O processo migratório que ocorre por expulsão e/ou por atração acarreta mudanças significativas na composição da população. Na Ásia, mesmo antes do início da Revolução Industrial, a preocupação com a migração fez com que fossem criados mecanismos para prevenir a aceleração da migração rural-urbana e o êxodo rural. Segundo Verriére:

Sem esperar a maturidade industrial, os chineses chegaram até a organizar o êxodo urbano, a partir de Pequin e Xangai, o resultado mais eficiente desta iniciativa foi prevenir o êxodo rural pela oganização de Comunas Populares Rurais, que associam à agricultura, múltiplas atividades industriais, assim se evita a divisão das atividades que alimentam as emigrações rurais e favorecem ao dualismo rural-urbano (1980, p. 75).

Com o avanço do transporte, o desenvolvimento agrícola, as crises e guerras desaparece grande parte da população rural, principalmente na Inglaterra. Mazoyer e Roudart também descrevem esse contexto:

[...] desapareceu a maior parte do pequeno campesinato inglês (os yeomen), reduzido ao regime de assalariamento agrícola, à mendicância, ao êxodo para as cidades, ao regime salarial industrial ou à emigração para as colônias de povoamento. Na metade do século XIX, devido a esse vasto movimento de apropriação e de concentração fundiária, uma grande parte da terra se encontrava nas mãos de um número reduzido de grandes proprietários (os landlords): 2.000 dentre eles possuíam vastas propriedades que iam de 100.000 ha a 400.000 ha, que no total equivaliam a um terço do país, e onde existiam cerca de 200.000 explorações do tipo de residências senhoriais (1998, p. 384).

O desenvolvimento dos meios de transporte encurtou as distâncias entre os países, o que facilitou a migração, aumentando mundialmente as fronteiras agrícolas, conforme afirma Jonhson:

Com o advento do progresso dos transportes, no século XIX emigraram da Europa mais de 50 milhões de pessoas em direção à América do Norte. Muitos destes europeus se estabeleceram a leste da América do Norte, uma das regiões mais densamente populosas do mundo. Tal fato se deve às condições topográficas para implementar a agricultura, aumentando assim as fronteiras agrícolas do planeta (1971, p. 62).

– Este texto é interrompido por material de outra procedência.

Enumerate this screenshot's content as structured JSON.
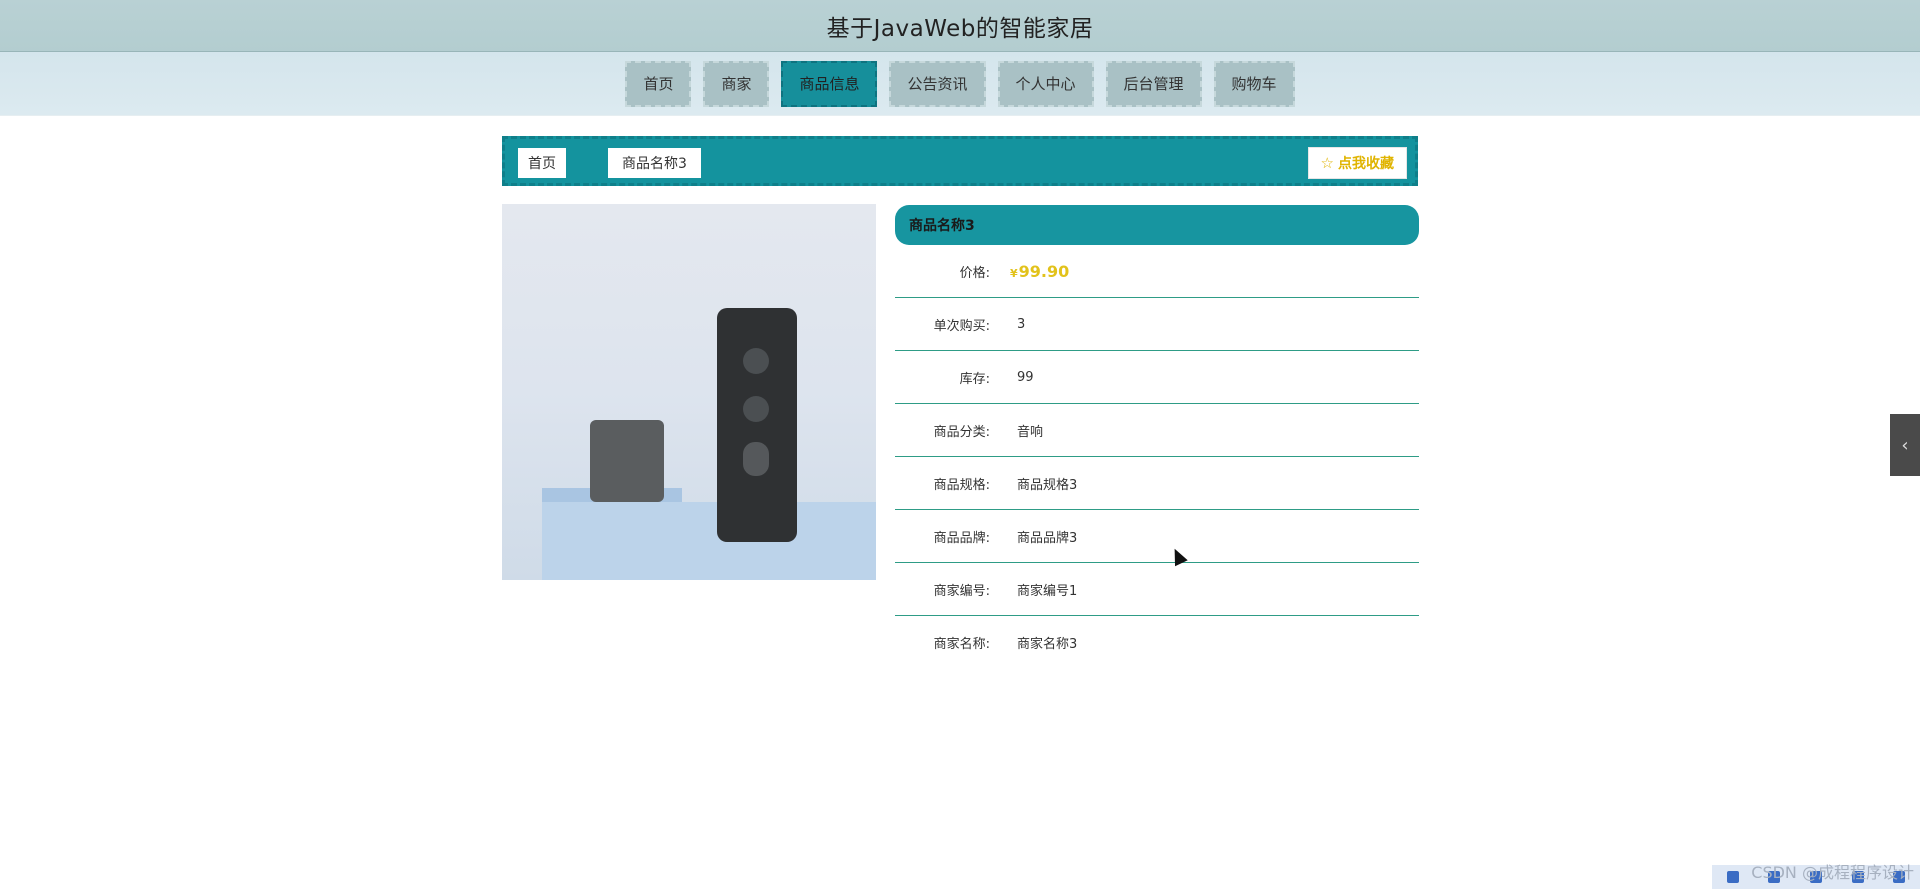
{
  "header": {
    "title": "基于JavaWeb的智能家居"
  },
  "nav": {
    "items": [
      {
        "label": "首页"
      },
      {
        "label": "商家"
      },
      {
        "label": "商品信息",
        "active": true
      },
      {
        "label": "公告资讯"
      },
      {
        "label": "个人中心"
      },
      {
        "label": "后台管理"
      },
      {
        "label": "购物车"
      }
    ]
  },
  "breadcrumb": {
    "home": "首页",
    "current": "商品名称3"
  },
  "favorite": {
    "label": "点我收藏",
    "icon": "star-outline-icon"
  },
  "product": {
    "title": "商品名称3",
    "price_symbol": "¥",
    "price": "99.90",
    "rows": [
      {
        "label": "价格:"
      },
      {
        "label": "单次购买:",
        "value": "3"
      },
      {
        "label": "库存:",
        "value": "99"
      },
      {
        "label": "商品分类:",
        "value": "音响"
      },
      {
        "label": "商品规格:",
        "value": "商品规格3"
      },
      {
        "label": "商品品牌:",
        "value": "商品品牌3"
      },
      {
        "label": "商家编号:",
        "value": "商家编号1"
      },
      {
        "label": "商家名称:",
        "value": "商家名称3"
      }
    ]
  },
  "side_toggle": {
    "icon": "chevron-left-icon",
    "glyph": "‹"
  },
  "watermark": "CSDN @成程程序设计",
  "colors": {
    "accent": "#14939e",
    "price": "#e2c21b",
    "favorite": "#e0b400"
  }
}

Assim, o continente americano recebe um contigente significativo da população excedente do meio rural, principalmente europeia, que expandiu a colonização inglesa na América do Norte e de espanhóis e portugueses na América do Sul. Encontrando condições favoráveis para atividade agrícola, uma parte desses imigrantes continuou suas atividades, agora em outras áreas e sob outras condições, povoando essas terras. As populações primitivas do continente foram dominadas, pois a forma de vida dos povos nativos não interessava aos imigrantes europeus. Esse é considerado o maior movimento migratório da história. Outros movimentos foram dos hindus para a África, de chineses para a Malásia e de europeus para a Austrália e África. Para Furtado (2003, p. 11), a ocupação econômica das terras americanas constitui um episódio da expansão comercial da Europa, diferente do que ocorrera na Grécia, por exemplo, onde o processo migratório ocorreu por pressão demográfica.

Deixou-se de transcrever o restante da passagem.